Tudo isso seria menos trágico se não envolvesse o destino de 200 mil pessoas em 17 cidades na área de influência direta do Ramal do Apodi no RNque, que, para não atrapalhar o andamento político do projeto, tiveram de conviver durante os vários anos da maior seca da história com o colapso total do sistema público de abastecimento de água. Elas foram impedidas do acesso as água da barragem de Santa Cruz do Apodi – maior barragem da Bacia do Rio Apodi e segunda maior do RN com capacidade armazenamento de 600 milhões de m³.

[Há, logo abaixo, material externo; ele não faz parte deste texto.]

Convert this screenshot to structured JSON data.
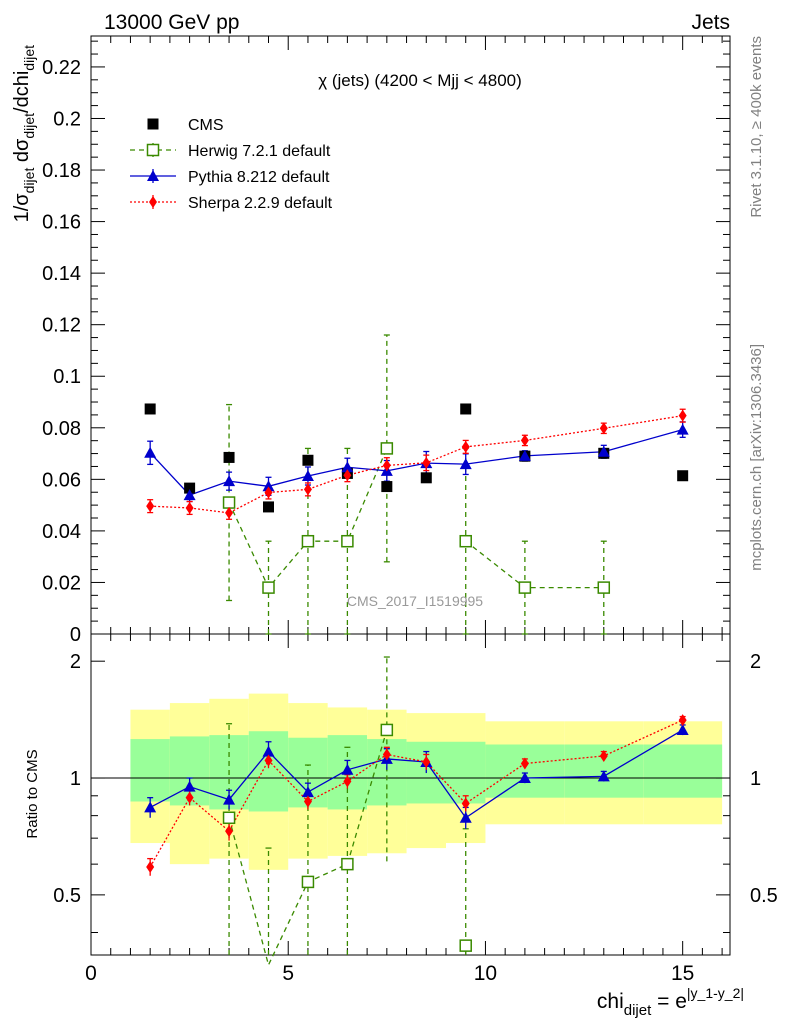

Não adianta procurar outra explicação: é a velha indústria das secas agindo em toda a sua plenitude. Atua como uma doença do Estado brasileiro, uma espécie de parasita que habita entre nós, com vida própria, a serviço de interesses não democráticos. Qualquer esperança de mudança só viria através de um verdadeiro estadista na Presidência da República, capaz de libertar os órgãos de controle do Estado brasileiro, hoje atrofiados propositalmente, para exercerem na plenitude suas atribuições constitucionais.

João Abner Guimarães Júnior é professor aposentado da UFRN, doutor em Hidráulica e Saneamento.